Kara kutunun bulunamaması durumunda bile kazanın aydınlatılabileceğini vurgulayan Hüseyin Fazla, "Her uçakta kara kutu olacak diye bir mecburiyet yok, ancak kara kutu inceleme heyetine büyük fayda sağlar. Kokpit ses kayıtları ve uçuş verileri orada yer alır. Diyelim ki kara kutu yok, bu dünyanın sonu değil. Uçağın radar bilgilerini FlightRadar24 gibi sivil yazılımlardan bile görebiliyoruz. Ayrıca kuledeki telsiz konuşmaları kayıt altındadır; sadece kara kutuya bağımlı değiliz. Ahlatlıbel radarı ve Ankara yol kontrolün kayıtları da inceleme heyetine çözümleme konusunda büyük fayda sağlayacaktır.

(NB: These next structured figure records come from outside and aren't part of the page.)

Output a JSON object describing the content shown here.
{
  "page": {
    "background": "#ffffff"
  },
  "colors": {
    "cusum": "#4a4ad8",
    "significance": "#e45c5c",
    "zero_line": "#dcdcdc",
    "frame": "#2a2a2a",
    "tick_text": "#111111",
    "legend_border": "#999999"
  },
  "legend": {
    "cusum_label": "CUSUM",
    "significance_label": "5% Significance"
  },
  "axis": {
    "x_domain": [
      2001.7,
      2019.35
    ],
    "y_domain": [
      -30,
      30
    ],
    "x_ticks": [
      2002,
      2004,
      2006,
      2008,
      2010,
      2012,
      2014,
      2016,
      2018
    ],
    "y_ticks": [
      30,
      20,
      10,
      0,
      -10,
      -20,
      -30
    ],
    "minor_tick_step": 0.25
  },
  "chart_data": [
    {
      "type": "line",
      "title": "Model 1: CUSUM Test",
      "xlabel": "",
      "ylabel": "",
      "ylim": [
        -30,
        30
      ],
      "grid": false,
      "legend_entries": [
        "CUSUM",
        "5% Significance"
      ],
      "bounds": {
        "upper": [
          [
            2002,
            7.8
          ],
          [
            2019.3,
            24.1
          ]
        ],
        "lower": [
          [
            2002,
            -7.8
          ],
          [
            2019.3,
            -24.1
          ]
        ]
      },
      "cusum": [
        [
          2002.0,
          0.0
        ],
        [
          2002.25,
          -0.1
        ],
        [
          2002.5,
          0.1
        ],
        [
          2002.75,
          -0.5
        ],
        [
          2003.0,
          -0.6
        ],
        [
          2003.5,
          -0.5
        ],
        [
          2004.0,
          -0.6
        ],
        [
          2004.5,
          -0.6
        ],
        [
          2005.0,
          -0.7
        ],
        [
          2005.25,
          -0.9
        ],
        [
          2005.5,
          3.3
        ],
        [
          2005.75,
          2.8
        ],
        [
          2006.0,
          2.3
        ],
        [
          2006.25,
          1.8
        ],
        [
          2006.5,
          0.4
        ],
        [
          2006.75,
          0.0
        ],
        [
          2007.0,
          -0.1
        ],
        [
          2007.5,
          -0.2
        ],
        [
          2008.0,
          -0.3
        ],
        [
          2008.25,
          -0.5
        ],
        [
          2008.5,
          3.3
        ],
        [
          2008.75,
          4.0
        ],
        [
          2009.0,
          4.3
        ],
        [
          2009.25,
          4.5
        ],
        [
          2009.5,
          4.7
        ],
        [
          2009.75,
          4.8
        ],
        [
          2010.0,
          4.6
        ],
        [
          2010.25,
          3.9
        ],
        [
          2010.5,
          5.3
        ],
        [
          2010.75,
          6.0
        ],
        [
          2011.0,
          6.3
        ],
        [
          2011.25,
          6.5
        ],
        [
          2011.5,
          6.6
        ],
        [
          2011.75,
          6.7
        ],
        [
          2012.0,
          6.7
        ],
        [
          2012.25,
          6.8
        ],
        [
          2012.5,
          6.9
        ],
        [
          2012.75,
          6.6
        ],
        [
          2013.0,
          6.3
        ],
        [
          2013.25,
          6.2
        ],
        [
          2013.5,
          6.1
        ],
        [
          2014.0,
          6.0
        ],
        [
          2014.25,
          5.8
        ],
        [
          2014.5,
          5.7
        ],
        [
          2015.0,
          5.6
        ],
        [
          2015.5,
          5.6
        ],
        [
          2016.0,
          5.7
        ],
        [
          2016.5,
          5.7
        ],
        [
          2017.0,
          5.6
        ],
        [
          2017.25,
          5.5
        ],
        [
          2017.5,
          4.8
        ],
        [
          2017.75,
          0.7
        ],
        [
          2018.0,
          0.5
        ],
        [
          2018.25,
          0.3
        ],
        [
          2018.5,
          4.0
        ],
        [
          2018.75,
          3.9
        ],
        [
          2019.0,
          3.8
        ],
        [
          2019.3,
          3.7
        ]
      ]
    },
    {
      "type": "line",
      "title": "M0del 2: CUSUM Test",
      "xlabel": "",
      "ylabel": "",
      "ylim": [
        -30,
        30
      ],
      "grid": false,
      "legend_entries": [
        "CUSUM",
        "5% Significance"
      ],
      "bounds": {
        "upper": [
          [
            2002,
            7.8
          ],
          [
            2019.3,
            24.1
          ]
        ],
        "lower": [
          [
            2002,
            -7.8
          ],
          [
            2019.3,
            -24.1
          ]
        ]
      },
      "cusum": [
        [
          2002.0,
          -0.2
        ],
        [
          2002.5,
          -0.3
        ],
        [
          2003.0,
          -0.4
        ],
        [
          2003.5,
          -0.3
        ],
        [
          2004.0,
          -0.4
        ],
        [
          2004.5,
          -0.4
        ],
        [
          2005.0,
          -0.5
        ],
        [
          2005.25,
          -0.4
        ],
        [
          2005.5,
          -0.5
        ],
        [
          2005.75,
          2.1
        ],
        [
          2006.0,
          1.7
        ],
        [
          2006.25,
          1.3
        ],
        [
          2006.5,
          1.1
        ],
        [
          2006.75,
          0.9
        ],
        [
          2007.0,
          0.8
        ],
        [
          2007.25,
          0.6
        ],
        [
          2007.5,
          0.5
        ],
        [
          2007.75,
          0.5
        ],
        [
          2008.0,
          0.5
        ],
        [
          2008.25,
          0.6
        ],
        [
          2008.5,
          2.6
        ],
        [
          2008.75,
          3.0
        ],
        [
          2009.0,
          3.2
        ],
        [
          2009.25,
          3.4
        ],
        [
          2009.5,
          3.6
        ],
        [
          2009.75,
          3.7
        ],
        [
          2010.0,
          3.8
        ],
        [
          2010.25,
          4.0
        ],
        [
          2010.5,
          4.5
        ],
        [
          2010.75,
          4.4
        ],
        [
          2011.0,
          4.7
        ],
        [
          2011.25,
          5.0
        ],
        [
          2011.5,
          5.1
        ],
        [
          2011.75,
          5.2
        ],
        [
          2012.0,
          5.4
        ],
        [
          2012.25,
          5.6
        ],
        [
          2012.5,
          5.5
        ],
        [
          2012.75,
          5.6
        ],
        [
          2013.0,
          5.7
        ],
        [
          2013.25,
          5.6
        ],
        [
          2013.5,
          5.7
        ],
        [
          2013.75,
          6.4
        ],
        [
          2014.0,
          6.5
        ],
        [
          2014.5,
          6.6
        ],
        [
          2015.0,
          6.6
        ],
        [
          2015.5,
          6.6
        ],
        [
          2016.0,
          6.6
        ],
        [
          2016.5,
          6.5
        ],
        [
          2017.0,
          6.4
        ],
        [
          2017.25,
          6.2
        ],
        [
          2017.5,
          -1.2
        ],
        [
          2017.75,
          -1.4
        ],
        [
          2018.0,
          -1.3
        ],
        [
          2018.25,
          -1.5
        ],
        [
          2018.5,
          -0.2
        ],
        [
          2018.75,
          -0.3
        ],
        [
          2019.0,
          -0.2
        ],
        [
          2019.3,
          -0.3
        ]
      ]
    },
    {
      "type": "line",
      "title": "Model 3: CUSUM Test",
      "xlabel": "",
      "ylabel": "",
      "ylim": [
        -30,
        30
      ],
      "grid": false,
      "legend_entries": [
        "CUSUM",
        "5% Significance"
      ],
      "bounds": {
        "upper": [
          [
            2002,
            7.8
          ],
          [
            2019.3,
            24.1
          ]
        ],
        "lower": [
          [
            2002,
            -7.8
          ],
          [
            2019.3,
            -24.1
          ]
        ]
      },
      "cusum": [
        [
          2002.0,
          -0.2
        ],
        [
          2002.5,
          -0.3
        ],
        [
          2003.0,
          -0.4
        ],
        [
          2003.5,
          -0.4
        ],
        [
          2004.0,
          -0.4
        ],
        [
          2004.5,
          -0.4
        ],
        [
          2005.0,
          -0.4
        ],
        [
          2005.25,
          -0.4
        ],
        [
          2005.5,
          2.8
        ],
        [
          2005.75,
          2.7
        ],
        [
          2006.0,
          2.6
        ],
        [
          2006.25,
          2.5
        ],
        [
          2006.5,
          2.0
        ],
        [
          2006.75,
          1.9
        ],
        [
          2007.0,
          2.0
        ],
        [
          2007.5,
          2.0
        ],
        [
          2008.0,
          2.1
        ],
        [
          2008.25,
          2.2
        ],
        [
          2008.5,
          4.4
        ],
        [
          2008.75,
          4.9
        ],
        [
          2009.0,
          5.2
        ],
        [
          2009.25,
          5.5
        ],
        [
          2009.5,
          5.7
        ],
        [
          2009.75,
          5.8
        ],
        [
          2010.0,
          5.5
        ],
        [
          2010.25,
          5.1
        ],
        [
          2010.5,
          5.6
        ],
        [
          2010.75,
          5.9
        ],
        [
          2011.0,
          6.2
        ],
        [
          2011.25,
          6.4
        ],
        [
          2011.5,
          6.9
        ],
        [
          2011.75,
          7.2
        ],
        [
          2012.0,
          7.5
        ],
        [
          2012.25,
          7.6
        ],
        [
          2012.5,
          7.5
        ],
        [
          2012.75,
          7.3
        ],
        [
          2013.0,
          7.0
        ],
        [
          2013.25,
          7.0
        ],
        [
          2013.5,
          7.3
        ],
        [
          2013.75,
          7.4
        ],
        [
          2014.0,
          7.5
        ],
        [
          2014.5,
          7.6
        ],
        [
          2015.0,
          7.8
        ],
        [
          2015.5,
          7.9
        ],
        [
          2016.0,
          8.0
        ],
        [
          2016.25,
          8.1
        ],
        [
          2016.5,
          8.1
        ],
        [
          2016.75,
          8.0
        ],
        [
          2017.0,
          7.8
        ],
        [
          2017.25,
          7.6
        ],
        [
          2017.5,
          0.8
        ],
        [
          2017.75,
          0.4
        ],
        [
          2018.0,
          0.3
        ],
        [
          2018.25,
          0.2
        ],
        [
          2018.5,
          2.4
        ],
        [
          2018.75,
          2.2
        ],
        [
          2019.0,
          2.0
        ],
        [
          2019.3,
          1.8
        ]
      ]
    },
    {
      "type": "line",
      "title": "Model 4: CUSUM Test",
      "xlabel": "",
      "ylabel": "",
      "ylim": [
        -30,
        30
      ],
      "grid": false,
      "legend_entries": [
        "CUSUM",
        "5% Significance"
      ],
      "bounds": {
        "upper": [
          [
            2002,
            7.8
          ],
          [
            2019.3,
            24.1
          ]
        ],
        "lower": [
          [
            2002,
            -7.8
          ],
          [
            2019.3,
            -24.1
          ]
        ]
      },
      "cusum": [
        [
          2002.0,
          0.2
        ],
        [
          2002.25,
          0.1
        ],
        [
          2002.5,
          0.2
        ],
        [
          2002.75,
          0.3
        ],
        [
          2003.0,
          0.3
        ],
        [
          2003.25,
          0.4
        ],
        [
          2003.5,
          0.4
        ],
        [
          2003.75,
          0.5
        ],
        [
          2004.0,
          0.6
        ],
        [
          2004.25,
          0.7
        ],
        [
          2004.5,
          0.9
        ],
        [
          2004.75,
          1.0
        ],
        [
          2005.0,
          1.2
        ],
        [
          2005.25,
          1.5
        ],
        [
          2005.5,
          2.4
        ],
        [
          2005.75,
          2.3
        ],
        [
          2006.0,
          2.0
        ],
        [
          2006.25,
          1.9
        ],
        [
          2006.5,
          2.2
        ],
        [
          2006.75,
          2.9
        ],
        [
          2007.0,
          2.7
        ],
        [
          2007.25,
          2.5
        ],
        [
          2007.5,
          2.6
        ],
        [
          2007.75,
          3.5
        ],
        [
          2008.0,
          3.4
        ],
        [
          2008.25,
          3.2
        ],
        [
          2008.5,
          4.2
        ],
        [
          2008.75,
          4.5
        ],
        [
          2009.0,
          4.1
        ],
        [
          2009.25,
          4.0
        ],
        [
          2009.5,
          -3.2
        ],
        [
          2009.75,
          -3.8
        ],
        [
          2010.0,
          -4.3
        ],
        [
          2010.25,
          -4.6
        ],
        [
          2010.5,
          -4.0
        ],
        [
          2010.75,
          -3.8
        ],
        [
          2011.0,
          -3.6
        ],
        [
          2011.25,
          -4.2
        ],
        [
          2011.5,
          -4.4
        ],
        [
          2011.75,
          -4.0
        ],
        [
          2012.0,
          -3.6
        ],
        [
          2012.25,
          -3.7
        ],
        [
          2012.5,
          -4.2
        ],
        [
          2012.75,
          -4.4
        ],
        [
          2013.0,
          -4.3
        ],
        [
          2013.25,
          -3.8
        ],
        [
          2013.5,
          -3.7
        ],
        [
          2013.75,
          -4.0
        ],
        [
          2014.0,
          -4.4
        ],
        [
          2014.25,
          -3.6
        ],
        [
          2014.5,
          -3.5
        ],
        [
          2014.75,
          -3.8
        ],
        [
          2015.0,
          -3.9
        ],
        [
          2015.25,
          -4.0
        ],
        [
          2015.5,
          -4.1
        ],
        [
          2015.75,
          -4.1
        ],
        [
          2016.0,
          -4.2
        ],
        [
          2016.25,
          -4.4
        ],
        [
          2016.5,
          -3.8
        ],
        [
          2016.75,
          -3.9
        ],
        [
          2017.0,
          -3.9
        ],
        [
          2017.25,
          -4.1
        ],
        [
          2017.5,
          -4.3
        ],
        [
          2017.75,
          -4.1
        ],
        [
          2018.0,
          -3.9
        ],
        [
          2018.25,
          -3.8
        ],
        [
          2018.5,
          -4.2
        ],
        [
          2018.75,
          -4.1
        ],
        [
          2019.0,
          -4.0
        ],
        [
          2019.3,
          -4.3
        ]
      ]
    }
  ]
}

Kara kutuya yakın bir çözümleme imkanına her halükarda kavuşulur." dedi.
(foto: AA)
GECE ŞARTLARI VE ARAZİ ENGELLERİ
Arazinin düz görünmesine rağmen gece şartlarının inişi imkansız kıldığını belirterek, "Bu uçak gece şartlarında görerek şartlar olmadığı için araziye inemezdi. Ankara şehrini geçip Esenboğa pistine ulaşmaları mümkündü ancak kontrolsüz bir düşüş yaşandığı görülüyor. Gökyüzüne yükselen alevler, uçakta Libya'ya gitmek üzere yüklü olan yakıtın patlamasından kaynaklıdır. Enkazın Gürcistan'daki C-130 kazasına kıyasla daha küçük bir alana yayılması, uçağın bir bütün halinde vurduğunu gösteriyor." dedi.